Então, todas essas tentativas de se conferir tratamento positivo, no sentido de afirmar direitos, devem ser considerados legítimos, embora o que queiramos é que se chegue o tempo em que não seja preciso se cogitar de ação afirmativa, porque aí é que a democracia estará amadurecida. Então estaremos numa situação muito melhor. Mas todas nós continuamos a sofrer preconceitos e de enorme gravidade. Que vão desde uma brincadeira ou deboche – que é uma forma, pela zombaria, de desqualificar as mulheres, de desmoralizar as mulheres, o que, na mesma situação, não acontece com os homens – até a forma de violência – como agora lembrada, em quase todos os votos aqui, neste caso do Rio ocorrido dessa madrugada -, forma crua, perversa, cruel, que faz com que a gente tenha que ter muita força para continuar a acreditar em um marco não civilizatório, mas em um marco de humanidade do período que nós estamos vivendo. (…) E isso tudo é de uma cultura que não vai mudar da noite para o dia. Isto é apenas um registro, Ministro Gilmar, porque, quando afirmo que a gente sofre preconceito, estou usando o verbo correto. É um sofrimento você ser tratada diferente não porque não possa fazer igual, por exemplo, no campo do direito, mas por ser mulher.
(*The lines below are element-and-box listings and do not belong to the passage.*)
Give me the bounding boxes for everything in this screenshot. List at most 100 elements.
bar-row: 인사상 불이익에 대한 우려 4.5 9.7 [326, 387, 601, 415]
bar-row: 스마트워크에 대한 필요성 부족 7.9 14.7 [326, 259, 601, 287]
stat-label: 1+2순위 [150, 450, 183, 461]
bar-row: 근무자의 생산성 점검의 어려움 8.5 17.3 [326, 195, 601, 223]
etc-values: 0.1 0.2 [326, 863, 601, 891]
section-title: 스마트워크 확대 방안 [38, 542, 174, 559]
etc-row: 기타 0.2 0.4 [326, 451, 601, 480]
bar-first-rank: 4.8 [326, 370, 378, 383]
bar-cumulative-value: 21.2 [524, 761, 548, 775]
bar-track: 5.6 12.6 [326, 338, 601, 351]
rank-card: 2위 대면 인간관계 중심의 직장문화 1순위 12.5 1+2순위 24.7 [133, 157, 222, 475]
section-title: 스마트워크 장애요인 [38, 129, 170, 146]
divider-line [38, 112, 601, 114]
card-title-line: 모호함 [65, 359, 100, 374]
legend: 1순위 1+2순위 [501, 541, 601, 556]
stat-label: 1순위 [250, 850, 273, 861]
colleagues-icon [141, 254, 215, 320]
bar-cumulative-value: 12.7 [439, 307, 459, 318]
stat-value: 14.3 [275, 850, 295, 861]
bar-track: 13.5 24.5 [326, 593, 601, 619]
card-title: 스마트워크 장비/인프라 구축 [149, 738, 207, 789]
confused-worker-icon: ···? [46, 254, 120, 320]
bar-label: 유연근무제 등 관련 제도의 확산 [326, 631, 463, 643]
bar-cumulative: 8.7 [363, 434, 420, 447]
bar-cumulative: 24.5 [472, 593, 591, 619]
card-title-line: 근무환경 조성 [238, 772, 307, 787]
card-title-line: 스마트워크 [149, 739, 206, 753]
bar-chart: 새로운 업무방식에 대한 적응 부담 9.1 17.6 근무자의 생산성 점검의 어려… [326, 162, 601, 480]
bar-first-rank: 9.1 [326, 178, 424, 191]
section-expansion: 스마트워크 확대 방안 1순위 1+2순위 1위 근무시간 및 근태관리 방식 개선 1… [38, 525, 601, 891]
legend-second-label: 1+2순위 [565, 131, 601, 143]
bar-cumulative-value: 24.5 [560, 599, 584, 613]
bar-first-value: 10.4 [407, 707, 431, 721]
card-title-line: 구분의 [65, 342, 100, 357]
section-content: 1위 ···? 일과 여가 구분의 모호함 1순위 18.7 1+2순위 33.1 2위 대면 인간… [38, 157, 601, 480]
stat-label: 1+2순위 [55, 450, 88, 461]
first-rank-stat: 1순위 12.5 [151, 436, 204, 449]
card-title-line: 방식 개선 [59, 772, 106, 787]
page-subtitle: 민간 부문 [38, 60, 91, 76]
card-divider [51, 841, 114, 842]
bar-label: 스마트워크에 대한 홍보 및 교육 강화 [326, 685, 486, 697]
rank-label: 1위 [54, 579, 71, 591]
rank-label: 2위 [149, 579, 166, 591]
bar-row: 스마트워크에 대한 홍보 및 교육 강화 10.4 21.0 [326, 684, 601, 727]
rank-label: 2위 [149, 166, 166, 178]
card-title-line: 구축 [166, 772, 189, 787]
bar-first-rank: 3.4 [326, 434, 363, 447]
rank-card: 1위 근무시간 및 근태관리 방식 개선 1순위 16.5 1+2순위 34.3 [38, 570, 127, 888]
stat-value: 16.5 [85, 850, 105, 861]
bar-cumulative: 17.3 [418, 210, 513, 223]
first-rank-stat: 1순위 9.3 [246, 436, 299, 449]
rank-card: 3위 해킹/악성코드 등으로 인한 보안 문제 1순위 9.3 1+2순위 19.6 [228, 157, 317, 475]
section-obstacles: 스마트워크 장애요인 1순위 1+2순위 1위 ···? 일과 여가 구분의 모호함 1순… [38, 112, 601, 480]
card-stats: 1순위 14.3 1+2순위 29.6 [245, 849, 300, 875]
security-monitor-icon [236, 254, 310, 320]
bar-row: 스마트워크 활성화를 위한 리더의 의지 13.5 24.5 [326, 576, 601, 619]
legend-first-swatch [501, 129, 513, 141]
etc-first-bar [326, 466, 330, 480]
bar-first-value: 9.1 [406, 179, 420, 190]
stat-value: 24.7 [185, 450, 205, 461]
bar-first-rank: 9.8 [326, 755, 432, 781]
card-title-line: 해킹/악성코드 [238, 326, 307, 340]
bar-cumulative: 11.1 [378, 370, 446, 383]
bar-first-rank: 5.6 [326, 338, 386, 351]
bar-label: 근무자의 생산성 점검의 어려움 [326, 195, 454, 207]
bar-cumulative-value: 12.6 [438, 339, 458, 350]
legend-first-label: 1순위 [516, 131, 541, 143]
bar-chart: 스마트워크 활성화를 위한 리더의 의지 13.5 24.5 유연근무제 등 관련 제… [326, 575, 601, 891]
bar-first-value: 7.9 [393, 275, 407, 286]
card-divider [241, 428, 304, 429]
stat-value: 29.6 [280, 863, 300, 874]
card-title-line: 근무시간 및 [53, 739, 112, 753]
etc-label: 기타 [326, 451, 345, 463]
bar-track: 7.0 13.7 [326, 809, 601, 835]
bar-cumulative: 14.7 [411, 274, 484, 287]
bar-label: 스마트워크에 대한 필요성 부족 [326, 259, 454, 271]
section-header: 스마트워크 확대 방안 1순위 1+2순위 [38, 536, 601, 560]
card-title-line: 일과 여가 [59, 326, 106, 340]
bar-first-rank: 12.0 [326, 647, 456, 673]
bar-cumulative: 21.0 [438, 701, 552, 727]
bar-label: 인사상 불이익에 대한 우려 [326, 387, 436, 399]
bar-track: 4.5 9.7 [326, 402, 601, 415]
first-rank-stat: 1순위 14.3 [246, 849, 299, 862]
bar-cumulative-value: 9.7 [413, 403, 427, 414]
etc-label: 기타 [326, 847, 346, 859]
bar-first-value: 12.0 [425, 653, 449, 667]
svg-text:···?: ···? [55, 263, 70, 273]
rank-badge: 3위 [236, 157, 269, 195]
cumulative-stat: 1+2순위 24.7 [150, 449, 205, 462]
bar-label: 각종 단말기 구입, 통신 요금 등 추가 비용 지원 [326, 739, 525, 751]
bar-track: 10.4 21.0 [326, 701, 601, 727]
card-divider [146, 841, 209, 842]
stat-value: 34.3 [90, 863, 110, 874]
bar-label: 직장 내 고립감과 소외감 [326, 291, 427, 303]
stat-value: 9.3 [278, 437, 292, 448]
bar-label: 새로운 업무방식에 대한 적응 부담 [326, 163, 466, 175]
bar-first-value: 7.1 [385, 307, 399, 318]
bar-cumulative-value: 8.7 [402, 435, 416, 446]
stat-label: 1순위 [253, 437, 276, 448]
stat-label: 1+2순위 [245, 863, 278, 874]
Então, já se olha, com preconceito, uma discriminação que passa pelo olhar.”[3]

A transcrição das ponderações feitas no STF em dia 15 de março de 2018, no dia seguinte ao assassinato da vereadora Marielle Franco, é mais uma tentativa de evidenciar a importância de se falar sobre o Dia Internacional da Mulher. Buscar trazer para uma linguagem mais simples um pouco de uma discussão tão complexa é outro esforço no mesmo sentido. Aproximar os desafios do cotidiano das crianças, jovens e adultos é um jeito bom de darmos as mãos e seguirmos.

Desejo que não tiremos os olhos de quem, no início da vida, nos traz esperança e força para lutar. Que haja sempre rostos que se amparem vida afora como esses cinco (no alto do artigo) que se abraçam nos altos e baixos, alegrias e tristezas, com décadas de afeto construído. E que cada um de nós se disponha a participar desse movimento, com os próprios erros e acertos, retrocessos e evoluções, idas e vindas, todos constitutivos da imperfeição característica da humanidade, absorvida em feminino e significada por nossas escolhas.

 

[1] A professora Luciana Dadalto trouxe a ideia, com clareza habitual, em um post divulgado nas suas redes sociais (facebook e instagram) no último dia 08 de março. A reprodução do conteúdo, com a identificação da autoria, encontra-se nos perfis pessoais: Professora Raquel Carvalho (página do fb) e @professoraquelcarvalho (instagram).

[2] RODRIGUES, Carla. Breve história crítica dos feminismos no Brasil. Disponível em https://www.revistaserrote.com.br/2019/02/breve-historia-critica-dos-feminismos-no-brasil-por-carla-rodrigues/. Acesso em 09.03.2019.

[2] ADI nº 5.617-DF, rel. Min. Edson Fachin, Pleno do STF, DJe de 02.10.2018.